Tu me manquais constamment, car j'avais peur que notre temps ensemble s'écourte plus rapidement que prévu. Tu me donnais envie de profiter de notre présent, d'admirer le monde entier sous ton point de vue. Je rêvais de paix, d'un monde sans oppression. Tout ça à cause de toi.

Et j'avais capitulé. J'avais accouru jusqu'à toi, effrayée. J'avais peur que la guerre nous sépare, j'avais peur de ne jamais t'avouer ce que je ressentais. J'avais toujours su que je ne pouvais pas te protéger, car tu étais comme la vie. Ton imprévisibilité me terrorisait, ton insouciance me hantait. Peut-être que tu étais trop bonne, à compatir avec l'humanité malgré ses atrocités. Peut-être qu'au contraire, tu étais trop indifférente pour te sacrifier pour elle. Tes valeurs ne m'avaient pas toujours très claires. Tu pensais à toi. Tu étais ta priorité. Tu aimais ressentir de la satisfaction, tu adorais suffoquer dans la sérénité. Pourtant, la mort ne freinait pas tes décisions si c'était pour le bien des autres. Tu n'étais pas du genre à t'oublier pour autrui, mais parfois, lorsque cela n'entravait pas ton plaisir personnel, cela ne te dérangeait pas. C'était comme si tu voulais accueillir ta mort les bras grands ouverts, car tu ne semblais pas la considérer comme un obstacle au bonheur, comme une abstraction à craindre.

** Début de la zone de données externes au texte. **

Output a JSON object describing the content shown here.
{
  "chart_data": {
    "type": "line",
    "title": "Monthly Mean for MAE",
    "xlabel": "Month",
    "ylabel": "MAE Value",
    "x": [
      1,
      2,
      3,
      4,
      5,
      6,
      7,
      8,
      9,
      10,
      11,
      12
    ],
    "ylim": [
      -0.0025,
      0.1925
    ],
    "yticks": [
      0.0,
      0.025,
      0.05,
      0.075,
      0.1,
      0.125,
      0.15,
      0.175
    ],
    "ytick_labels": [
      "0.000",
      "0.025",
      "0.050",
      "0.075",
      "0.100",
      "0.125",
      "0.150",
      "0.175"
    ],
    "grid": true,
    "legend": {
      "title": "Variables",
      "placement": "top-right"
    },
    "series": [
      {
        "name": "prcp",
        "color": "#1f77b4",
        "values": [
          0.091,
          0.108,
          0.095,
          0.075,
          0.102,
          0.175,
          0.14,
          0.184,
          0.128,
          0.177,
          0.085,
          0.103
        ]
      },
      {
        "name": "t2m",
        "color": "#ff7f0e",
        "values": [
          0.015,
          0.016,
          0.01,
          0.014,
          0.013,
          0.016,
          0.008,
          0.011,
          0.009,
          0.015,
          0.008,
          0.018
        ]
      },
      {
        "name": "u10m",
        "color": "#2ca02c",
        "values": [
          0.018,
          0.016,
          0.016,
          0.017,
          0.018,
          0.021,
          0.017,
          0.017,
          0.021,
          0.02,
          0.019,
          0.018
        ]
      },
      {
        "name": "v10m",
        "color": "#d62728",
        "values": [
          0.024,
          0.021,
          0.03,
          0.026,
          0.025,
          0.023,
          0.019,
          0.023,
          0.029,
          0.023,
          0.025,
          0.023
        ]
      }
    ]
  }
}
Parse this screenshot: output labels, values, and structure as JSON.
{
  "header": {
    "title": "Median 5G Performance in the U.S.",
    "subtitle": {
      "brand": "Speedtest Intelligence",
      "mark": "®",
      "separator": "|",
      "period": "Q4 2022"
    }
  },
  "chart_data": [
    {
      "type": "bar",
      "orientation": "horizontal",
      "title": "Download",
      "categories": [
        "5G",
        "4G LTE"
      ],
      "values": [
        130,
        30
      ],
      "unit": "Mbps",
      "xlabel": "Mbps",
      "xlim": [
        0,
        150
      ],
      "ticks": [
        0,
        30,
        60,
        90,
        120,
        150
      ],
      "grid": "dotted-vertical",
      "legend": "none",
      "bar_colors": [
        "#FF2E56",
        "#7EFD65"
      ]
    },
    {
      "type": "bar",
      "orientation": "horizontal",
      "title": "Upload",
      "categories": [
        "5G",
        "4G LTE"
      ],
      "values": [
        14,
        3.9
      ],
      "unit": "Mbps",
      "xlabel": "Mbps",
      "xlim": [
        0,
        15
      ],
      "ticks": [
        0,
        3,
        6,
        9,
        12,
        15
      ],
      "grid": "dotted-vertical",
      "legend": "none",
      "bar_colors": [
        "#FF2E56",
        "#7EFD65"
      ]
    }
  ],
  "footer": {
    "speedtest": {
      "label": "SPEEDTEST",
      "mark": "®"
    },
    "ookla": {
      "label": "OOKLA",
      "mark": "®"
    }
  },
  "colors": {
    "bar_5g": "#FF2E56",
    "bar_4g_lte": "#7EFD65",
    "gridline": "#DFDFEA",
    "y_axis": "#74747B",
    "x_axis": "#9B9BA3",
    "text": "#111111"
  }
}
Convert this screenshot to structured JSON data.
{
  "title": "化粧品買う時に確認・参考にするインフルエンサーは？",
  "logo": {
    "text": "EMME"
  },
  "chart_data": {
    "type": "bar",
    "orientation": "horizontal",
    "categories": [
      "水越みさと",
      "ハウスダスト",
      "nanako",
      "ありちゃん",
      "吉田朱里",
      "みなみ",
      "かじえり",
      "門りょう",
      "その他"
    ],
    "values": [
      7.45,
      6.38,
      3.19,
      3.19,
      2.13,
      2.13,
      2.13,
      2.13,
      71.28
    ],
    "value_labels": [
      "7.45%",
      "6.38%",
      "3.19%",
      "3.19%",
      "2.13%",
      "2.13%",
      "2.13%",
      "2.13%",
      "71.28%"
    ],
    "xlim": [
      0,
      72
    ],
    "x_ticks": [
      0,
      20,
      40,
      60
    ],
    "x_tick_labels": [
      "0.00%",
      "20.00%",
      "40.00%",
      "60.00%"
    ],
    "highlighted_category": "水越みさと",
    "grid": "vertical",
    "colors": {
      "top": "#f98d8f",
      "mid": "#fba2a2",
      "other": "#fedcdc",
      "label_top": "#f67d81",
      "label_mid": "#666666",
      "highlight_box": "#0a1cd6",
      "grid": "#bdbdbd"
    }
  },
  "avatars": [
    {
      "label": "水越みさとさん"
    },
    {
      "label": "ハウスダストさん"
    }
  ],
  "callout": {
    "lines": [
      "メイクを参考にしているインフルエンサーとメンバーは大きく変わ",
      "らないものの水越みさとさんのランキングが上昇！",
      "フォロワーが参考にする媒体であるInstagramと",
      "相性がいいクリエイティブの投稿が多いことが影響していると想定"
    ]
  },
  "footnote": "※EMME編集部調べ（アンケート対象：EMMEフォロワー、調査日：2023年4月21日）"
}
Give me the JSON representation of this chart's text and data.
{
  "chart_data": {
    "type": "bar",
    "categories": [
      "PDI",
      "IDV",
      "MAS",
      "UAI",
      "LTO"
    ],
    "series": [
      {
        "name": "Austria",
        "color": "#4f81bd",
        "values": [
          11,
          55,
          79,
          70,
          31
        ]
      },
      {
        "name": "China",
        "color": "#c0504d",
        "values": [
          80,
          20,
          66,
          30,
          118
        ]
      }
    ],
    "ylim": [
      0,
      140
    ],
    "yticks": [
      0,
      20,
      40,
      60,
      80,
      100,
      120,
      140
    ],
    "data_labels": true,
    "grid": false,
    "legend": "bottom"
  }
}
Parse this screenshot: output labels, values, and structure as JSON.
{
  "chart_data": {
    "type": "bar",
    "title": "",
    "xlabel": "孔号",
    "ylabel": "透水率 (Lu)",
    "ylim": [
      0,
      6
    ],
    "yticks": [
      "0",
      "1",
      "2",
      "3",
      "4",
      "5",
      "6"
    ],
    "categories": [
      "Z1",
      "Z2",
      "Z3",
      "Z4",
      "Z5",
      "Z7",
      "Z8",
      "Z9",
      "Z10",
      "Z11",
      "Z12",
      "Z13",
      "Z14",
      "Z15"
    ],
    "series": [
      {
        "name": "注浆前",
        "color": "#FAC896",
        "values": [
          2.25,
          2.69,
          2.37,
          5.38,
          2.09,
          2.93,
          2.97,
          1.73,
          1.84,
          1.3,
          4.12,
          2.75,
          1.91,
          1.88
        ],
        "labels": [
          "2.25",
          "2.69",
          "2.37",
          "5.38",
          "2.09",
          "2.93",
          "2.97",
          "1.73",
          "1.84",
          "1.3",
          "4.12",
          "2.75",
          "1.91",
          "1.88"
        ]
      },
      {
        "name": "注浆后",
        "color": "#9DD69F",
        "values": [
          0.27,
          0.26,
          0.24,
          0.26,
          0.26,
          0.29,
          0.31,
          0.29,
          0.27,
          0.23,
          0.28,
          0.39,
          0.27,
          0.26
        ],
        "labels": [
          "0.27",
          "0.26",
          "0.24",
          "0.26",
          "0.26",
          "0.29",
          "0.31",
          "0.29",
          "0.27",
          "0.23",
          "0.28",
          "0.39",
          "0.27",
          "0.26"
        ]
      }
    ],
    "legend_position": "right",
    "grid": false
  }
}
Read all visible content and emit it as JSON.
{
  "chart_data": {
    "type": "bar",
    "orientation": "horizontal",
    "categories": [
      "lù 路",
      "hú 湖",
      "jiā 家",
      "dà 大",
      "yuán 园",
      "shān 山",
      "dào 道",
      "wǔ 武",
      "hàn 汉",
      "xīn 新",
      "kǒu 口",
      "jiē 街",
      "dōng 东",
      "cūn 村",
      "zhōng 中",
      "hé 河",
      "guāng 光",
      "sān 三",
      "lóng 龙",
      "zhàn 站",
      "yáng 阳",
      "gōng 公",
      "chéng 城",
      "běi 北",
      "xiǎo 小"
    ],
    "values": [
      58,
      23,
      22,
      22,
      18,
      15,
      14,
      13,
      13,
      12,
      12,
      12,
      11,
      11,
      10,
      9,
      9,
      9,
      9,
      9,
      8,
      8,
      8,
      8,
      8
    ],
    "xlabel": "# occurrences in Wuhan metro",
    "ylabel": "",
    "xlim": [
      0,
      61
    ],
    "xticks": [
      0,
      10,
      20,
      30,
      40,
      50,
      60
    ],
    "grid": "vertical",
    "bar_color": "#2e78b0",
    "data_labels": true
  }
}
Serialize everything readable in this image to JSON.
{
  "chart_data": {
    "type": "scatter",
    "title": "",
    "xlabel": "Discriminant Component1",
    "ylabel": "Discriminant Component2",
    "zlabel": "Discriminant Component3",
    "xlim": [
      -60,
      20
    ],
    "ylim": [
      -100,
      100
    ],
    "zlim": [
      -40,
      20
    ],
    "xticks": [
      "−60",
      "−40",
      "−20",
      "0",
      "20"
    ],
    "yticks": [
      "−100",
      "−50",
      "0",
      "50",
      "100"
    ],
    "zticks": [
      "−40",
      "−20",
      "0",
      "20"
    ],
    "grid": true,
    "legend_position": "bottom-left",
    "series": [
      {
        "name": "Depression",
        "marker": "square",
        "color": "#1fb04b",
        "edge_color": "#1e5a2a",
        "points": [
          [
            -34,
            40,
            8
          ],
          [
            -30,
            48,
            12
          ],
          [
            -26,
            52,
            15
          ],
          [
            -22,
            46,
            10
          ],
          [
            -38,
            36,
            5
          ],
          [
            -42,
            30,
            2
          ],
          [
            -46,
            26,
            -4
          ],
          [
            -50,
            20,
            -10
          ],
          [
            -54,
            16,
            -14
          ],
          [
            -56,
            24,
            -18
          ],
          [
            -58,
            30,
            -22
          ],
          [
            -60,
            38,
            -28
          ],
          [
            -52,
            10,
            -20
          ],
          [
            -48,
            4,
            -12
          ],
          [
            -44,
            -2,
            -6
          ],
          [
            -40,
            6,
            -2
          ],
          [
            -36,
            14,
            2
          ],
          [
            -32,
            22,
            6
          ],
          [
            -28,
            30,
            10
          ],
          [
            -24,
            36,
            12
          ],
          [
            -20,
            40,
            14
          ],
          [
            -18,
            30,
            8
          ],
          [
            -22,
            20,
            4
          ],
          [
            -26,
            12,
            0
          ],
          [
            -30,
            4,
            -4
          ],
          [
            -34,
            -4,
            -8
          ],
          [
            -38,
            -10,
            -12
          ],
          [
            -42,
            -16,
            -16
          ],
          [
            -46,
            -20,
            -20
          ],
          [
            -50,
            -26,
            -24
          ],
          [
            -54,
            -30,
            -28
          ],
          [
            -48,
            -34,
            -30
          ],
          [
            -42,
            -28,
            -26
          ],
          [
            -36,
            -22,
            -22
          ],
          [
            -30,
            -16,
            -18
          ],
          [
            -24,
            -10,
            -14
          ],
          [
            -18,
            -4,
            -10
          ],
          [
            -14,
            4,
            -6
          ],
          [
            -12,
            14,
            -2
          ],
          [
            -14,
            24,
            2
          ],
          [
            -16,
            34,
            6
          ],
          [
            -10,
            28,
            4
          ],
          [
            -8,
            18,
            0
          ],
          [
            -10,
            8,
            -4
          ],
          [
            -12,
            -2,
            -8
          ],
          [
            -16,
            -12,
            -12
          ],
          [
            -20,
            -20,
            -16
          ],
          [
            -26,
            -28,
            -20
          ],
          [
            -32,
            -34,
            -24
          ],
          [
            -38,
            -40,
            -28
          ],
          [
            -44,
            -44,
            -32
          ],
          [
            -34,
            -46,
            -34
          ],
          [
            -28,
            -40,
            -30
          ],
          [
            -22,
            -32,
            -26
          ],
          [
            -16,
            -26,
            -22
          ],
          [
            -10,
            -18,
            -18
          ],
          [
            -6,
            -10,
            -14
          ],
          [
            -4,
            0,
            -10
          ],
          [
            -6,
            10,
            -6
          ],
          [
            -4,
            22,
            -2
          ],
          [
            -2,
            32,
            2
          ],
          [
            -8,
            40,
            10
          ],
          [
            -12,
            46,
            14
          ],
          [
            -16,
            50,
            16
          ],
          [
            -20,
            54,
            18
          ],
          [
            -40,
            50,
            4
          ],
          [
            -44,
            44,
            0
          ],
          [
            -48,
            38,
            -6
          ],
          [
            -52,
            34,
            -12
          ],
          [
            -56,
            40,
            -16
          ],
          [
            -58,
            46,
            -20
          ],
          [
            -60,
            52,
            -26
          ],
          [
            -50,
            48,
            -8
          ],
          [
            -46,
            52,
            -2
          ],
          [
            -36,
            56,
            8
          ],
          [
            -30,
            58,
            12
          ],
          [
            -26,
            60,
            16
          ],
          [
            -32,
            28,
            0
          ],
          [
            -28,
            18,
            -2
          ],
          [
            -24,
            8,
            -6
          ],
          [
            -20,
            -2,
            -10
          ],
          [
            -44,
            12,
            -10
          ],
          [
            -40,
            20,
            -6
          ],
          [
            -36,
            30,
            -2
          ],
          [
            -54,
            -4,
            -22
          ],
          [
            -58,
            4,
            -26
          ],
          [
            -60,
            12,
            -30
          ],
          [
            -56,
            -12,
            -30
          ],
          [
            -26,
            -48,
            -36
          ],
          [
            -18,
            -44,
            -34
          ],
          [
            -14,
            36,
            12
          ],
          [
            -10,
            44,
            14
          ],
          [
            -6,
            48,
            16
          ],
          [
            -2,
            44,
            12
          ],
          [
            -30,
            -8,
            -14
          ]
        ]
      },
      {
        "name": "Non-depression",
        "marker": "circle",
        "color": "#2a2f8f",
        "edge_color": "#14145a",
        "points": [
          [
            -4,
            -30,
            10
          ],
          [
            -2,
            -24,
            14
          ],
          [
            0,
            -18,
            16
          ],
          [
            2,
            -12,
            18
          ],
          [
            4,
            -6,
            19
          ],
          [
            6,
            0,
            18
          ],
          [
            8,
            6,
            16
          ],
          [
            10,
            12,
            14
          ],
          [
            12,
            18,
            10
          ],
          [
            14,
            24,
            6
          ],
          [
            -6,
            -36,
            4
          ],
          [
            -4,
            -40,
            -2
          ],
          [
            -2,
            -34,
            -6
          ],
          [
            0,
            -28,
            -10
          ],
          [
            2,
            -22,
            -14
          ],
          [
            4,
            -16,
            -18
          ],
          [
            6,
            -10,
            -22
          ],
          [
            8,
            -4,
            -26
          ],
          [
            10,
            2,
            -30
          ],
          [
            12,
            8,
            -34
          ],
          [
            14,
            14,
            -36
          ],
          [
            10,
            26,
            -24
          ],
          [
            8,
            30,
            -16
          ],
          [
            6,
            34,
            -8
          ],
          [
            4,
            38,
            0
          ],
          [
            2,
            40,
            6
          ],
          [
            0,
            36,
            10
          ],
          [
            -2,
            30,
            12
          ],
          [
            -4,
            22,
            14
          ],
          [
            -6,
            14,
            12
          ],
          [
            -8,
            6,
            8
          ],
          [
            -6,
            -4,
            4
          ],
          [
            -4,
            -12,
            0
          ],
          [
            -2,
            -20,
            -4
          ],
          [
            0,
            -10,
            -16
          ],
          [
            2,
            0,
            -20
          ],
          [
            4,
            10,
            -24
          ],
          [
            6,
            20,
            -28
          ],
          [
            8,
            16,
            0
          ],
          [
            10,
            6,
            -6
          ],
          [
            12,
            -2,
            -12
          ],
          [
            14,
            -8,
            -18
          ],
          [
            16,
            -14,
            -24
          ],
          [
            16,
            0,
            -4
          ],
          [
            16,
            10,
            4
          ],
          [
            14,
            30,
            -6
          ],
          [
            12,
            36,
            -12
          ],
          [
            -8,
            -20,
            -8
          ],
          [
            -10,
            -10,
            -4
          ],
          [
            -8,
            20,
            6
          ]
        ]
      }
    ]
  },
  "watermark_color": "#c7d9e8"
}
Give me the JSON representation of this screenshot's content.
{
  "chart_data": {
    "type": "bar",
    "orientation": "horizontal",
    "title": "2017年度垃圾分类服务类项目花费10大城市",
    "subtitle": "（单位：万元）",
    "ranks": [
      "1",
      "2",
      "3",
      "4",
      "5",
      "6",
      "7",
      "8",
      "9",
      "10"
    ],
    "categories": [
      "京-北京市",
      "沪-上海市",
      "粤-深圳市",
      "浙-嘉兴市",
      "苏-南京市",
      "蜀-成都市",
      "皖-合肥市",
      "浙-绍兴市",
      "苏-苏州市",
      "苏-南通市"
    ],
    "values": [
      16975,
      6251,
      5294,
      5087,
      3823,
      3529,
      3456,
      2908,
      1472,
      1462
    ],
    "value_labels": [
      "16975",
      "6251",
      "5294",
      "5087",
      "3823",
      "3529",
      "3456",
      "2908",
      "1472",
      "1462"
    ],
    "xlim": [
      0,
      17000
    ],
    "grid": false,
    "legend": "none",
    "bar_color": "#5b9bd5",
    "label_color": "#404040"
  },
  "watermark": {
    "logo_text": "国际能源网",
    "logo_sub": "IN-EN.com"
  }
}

Lorsque je t'avais enfin trouvé, tu avais ri. Tu t'étais moquée de mon essoufflement, de mes joues rouges, de mes yeux vitreux. Mais j'avais ignoré tes taquineries. J'avais ignoré mon appréhension. La passion me guida jusqu'à tes bras. Et le silence fendilla tes lèvres. Tu restas coincée sur place. Mes mains entourèrent délicatement tes omoplates. Je te demandai si tu voulais que je te lâche, mais tu ne me répondis pas. Je te demandai si tu me quitterais si je te laissais faire, et tes bras s'embrasèrent contre mon dos. Tu enfonças ton visage dans mon cou, muette. Un sourire s'était déversé sur l'angoisse de mes lèvres. Tes doigts tremblèrent contre le tissu fin de ma chemise. Ton souffle inonda ma peau. Ta bouche frôla mon désir. J'eus peur de te perdre, de sentir ton absence une fois que tu te lasserais de cette embrassade. Mais tes courbes fondirent sur ma silhouette. Et je sus que tu partageais mes sentiments.

Désormais, je me rendais compte d'à quel point nous avions peu de temps devant nous.

Les batailles s'enchaînaient, les corps tombaient. Nous dormions si peu, et pourtant, je cauchemardais tout le temps. L'inquiétude cernait mes yeux, car plus je te regardais, plus j'avais l'impression que tu allais t'envoler. Tu sentais ma crainte, mais tu ne faisais rien pour l'atténuer. Les promesses étaient pour toi des velléités. Tu n'en faisais pas, tu n'en acceptais pas. Tu connaissais tes capacités, tu ne les reniais pas, tu ne te rabaissais pas. Ta force faisait ta fierté, ta clairvoyance t'avait plusieurs fois aide à surmonter des obstacles. Je savais que tu ne voulais pas ma protection. Tu ne voulais pas être un poids pour moi, ni pour l'humanité. Tu me considérais comme l'un des piliers de notre survie. Mais moi, je n'en pouvais plus. Le chaos choyait les lésions de mon esprit. Plus le temps passait, plus j'avais l'impression d'être une arme de guerre. Je ne voulais plus voir mes camarades périr sous mes yeux. Je rêvais de retourner à l'époque où nous t'écoutions parler pendant des heures, où nous buvions sereinement, où nous nous endormions tous ensemble à même le sol.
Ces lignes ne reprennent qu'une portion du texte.